Maltz: We structured a fund for Tristan Capital Partners, which just raised €420 million. Apart from that, there’s been the Niam fund, but those are pretty much the only major new funds closing this year. AEW Europe is raising a debt fund and an opportunity fund, and others are out raising capital, such as Perella Weinberg and MGPA. People are more confident about the capital-raising environment this year, even though INREV says fundraising has fallen by 70 percent since the peak. 

I think the commingled fund works for firms with a good track record with investors, but it is mistrusted by others who, for various reasons are now looking to the club or segregated mandate model. LPs know they have the power now and are making strong demands across the board – on structure, alignment of interest, management fees and even the size of the fund.

Stocks: Looking at the table, there has been a noticeable lack of successful fundraising for Europe. It’s funny when you think that most of the distress in the world’s markets is in Europe, which should mean lots of opportunities, but investors are still very cautious. 

Jenkin: The US is looking at volatility. If they felt there was some sort of bottom reached, things might be better, but every day or week there is some kind of currency or bond issue in Europe. That is the problem.

Stocks: By the time it has stabilised, don’t you think it might be too late to invest?

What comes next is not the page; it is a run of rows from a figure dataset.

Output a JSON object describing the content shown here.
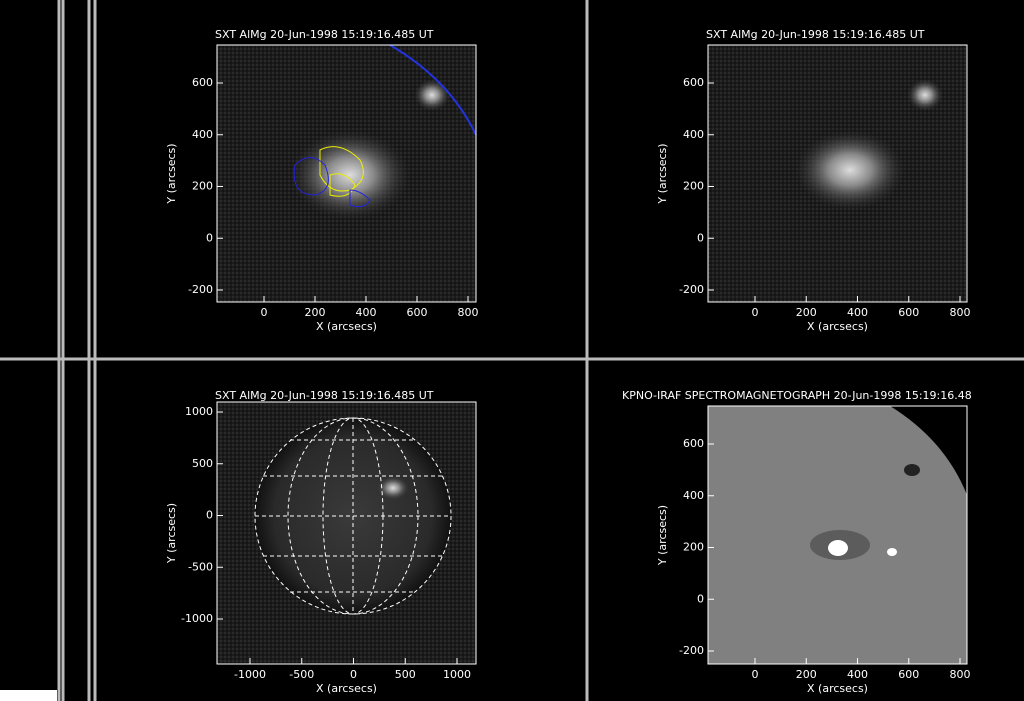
{
  "panels": [
    {
      "title": "SXT AlMg 20-Jun-1998 15:19:16.485 UT",
      "x_label": "X (arcsecs)",
      "y_label": "Y (arcsecs)",
      "x_ticks": [
        0,
        200,
        400,
        600,
        800
      ],
      "y_ticks": [
        600,
        400,
        200,
        0,
        -200
      ]
    },
    {
      "title": "SXT AlMg 20-Jun-1998 15:19:16.485 UT",
      "x_label": "X (arcsecs)",
      "y_label": "Y (arcsecs)",
      "x_ticks": [
        0,
        200,
        400,
        600,
        800
      ],
      "y_ticks": [
        600,
        400,
        200,
        0,
        -200
      ]
    },
    {
      "title": "SXT AlMg 20-Jun-1998 15:19:16.485 UT",
      "x_label": "X (arcsecs)",
      "y_label": "Y (arcsecs)",
      "x_ticks": [
        -1000,
        -500,
        0,
        500,
        1000
      ],
      "y_ticks": [
        1000,
        500,
        0,
        -500,
        -1000
      ]
    },
    {
      "title": "KPNO-IRAF SPECTROMAGNETOGRAPH 20-Jun-1998 15:19:16.48",
      "x_label": "X (arcsecs)",
      "y_label": "Y (arcsecs)",
      "x_ticks": [
        0,
        200,
        400,
        600,
        800
      ],
      "y_ticks": [
        600,
        400,
        200,
        0,
        -200
      ]
    }
  ]
}
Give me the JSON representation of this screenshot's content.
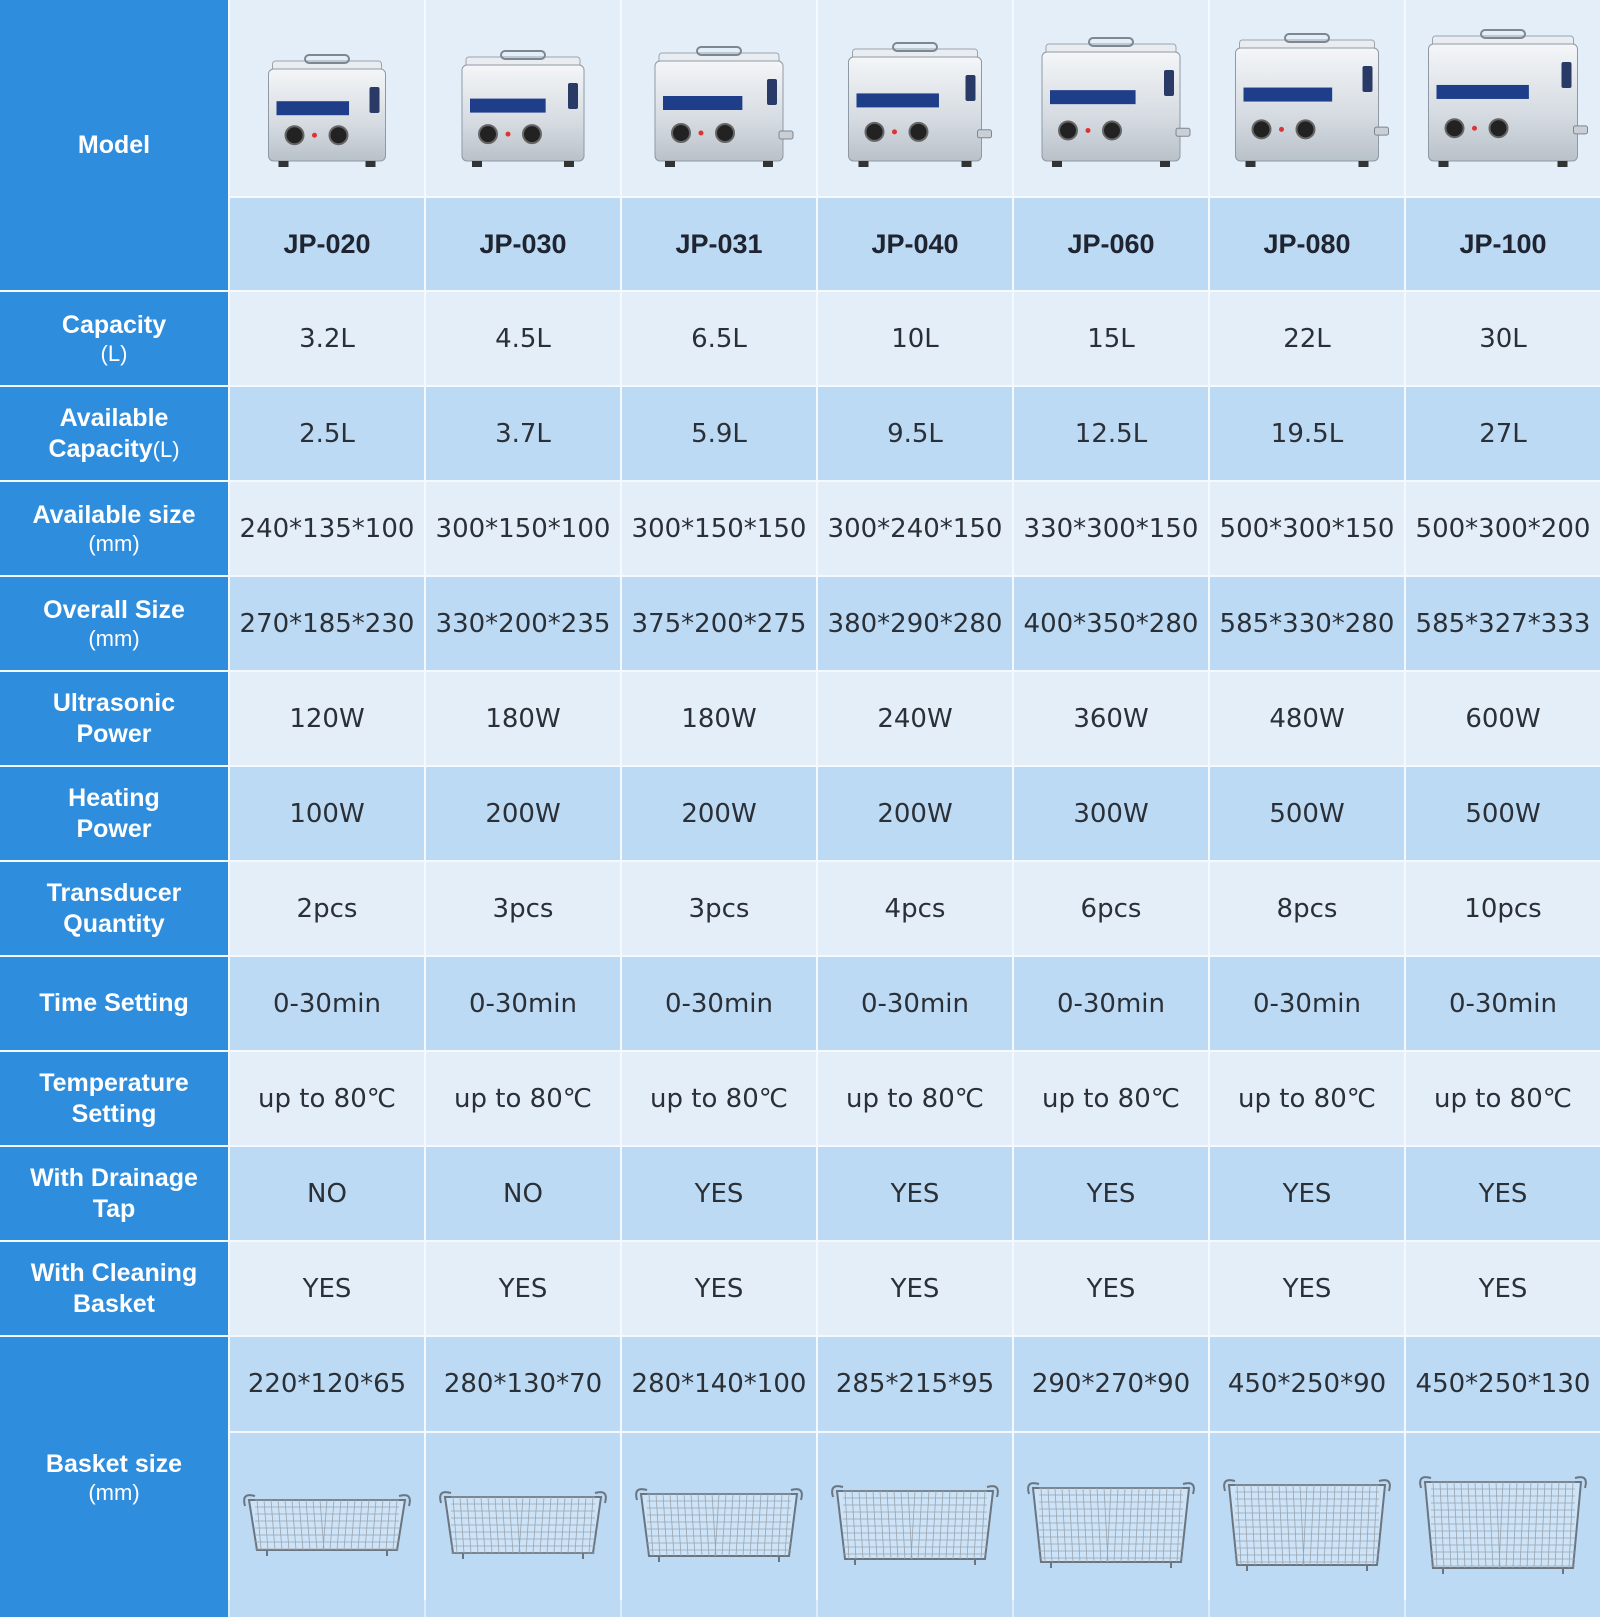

Jenkin: That’s why local players recognise there is an opportunity today.


London versus the rest
Frogmore’s Jenkin sees significant ‘arbitrage’ opportunities in the UK ex-London, but his view was not shared by Tishman Speyer’s Stocks, who feels the regional occupational situation does not support the prime-secondary gap thesis

Jenkin: I think London has opportunity, but I also think you have to ask where the value is now. We’ve always looked around the UK for significant arbitrage opportunity to create value or produce reasonably attractive returns, and there’s a fascinating graph produced by CBRE (see below) that shows the correlation between prime and secondary yields. If you go back to 2000, there’s probably a 150 basis points correlation between the two. Then, go forward to the global financial crisis and that explodes. Now, we’re looking at 400 basis points difference. In the last six to nine months, we’ve seen another big change in the pricing of secondary or regional properties, and I don’t think you can ignore that.

Stocks: I have to disagree. I can sense an increasing interest in the regions, but I don’t think the occupational market yet supports buying into the secondary gap you touched upon. London is growing and its GDP is strong – that has been well documented. While rents are flat today, there isn’t any new development finance available and therefore we see 2014/2015 rents growing again. While I agree that prime yields have moved too far from their long-term average – by about 75 basis points – I’d prefer to focus on secondary assets in and around London than in the regions.